Se a meta é resgatar a sensação de “Star Wars grande”, apostar em elenco com carisma e força de mídia faz sentido. É quase como trocar de modo do jogo: menos missão de acompanhamento, mais campanha principal.

O próprio histórico de StarWars.com mostra como a franquia valoriza narrativa e lore em camadas, o que combina com a ideia de construir algo cinematográfico com identidade.

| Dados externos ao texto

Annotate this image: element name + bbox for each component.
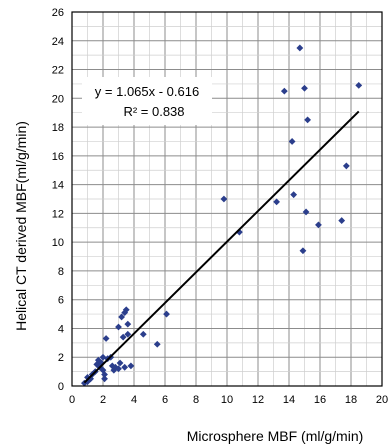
x-tick-label: 6 [162, 394, 168, 406]
data-point [119, 333, 127, 341]
data-point [338, 217, 346, 224]
data-point [280, 87, 288, 95]
equation-box [82, 77, 212, 125]
y-tick-label: 26 [52, 7, 64, 19]
y-tick-label: 0 [58, 381, 64, 393]
y-tick-label: 6 [58, 295, 64, 307]
y-tick-label: 16 [52, 151, 64, 163]
data-point [115, 323, 122, 331]
data-point [139, 330, 147, 338]
data-point [124, 330, 132, 338]
x-tick-label: 20 [376, 394, 388, 406]
data-point [220, 195, 228, 203]
y-axis-label: Helical CT derived MBF(ml/g/min) [13, 121, 29, 331]
y-tick-label: 22 [52, 65, 64, 77]
x-tick-label: 12 [252, 394, 264, 406]
x-axis-label: Microsphere MBF (ml/g/min) [187, 428, 364, 444]
data-point [273, 198, 280, 206]
y-tick-label: 2 [58, 352, 64, 364]
data-point [163, 310, 170, 318]
x-tick-label: 18 [345, 394, 357, 406]
y-tick-label: 14 [52, 180, 64, 192]
y-tick-label: 24 [52, 36, 64, 48]
y-tick-label: 4 [58, 323, 64, 335]
data-point [153, 340, 161, 348]
data-point [118, 313, 125, 321]
data-point [127, 362, 135, 370]
data-point [115, 365, 122, 373]
y-tick-label: 20 [52, 93, 64, 105]
x-tick-label: 10 [221, 394, 233, 406]
data-point [122, 306, 130, 314]
y-tick-label: 12 [52, 208, 64, 220]
y-tick-label: 8 [58, 266, 64, 278]
trendline [83, 110, 360, 384]
x-tick-label: 4 [131, 394, 137, 406]
y-tick-label: 10 [52, 237, 64, 249]
plot-border [71, 11, 383, 387]
data-point [116, 359, 124, 367]
data-point [299, 247, 307, 255]
regression-equation: y = 1.065x - 0.616 [95, 84, 199, 99]
data-point [342, 162, 350, 170]
x-axis-ticks: 0 2 4 6 8 10 12 14 16 18 20 [69, 394, 388, 406]
data-point [124, 320, 132, 328]
data-point [296, 44, 304, 52]
x-tick-label: 2 [100, 394, 106, 406]
data-points [81, 44, 363, 387]
data-point [102, 335, 110, 342]
data-point [355, 81, 363, 89]
data-point [98, 359, 105, 367]
data-point [301, 84, 308, 92]
data-point [121, 363, 129, 371]
x-tick-label: 0 [69, 394, 75, 406]
data-point [288, 138, 296, 145]
data-point [101, 375, 108, 383]
x-tick-label: 8 [193, 394, 199, 406]
data-point [302, 208, 310, 216]
data-point [290, 191, 298, 199]
x-tick-label: 14 [283, 394, 295, 406]
r-squared-label: R² = 0.838 [123, 104, 184, 119]
y-tick-label: 18 [52, 122, 64, 134]
data-point [101, 371, 108, 378]
data-point [99, 353, 107, 361]
data-point [112, 363, 119, 371]
data-point [315, 221, 322, 229]
x-tick-label: 16 [314, 394, 326, 406]
data-point [304, 116, 311, 124]
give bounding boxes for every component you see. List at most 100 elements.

Cinco anos após A Ascensão Skywalker, então é novo território

Outro ponto que chama atenção é o timing. Starfighter será ambientado cinco anos após Star Wars: A Ascensão Skywalker. Isso torna o longa a história mais avançada cronologicamente da franquia até agora.

Tradução: menos dependência de referências diretas, mais espaço para conflitos inéditos. Não significa que o filme vai ignorar a saga, claro. Mas significa que ele pode criar tensões próprias, aproximar a audiência de novos personagens e, quem sabe, reabrir caminhos para temas que estavam em latência.

Para quem curte teoria e cronologia, isso é um prato cheio. Para quem só quer ação com Força, também funciona, porque o período pós-trilogia segue com potencial dramático para alianças, perseguições e caos na galáxia.

Será que agora acerta o alvo dos Jedi?

Se Star Wars aprendeu algo com a divisão de fãs, é que cinema exige mais do que sensação de “conteúdo premium em episódios”. Exige momentos icônicos, aventura com escala e aquela estética que faz o coração do fã bater mais rápido.

Starfighter chega com promessa bem clara: Jedi, Força, vilões do lado sombrio e uma história avançando no tempo. E com Ryan Gosling no comando, a aposta soa como um “vamos de blockbuster de verdade”. Agora é esperar para ver se a Força vai estar do lado certo.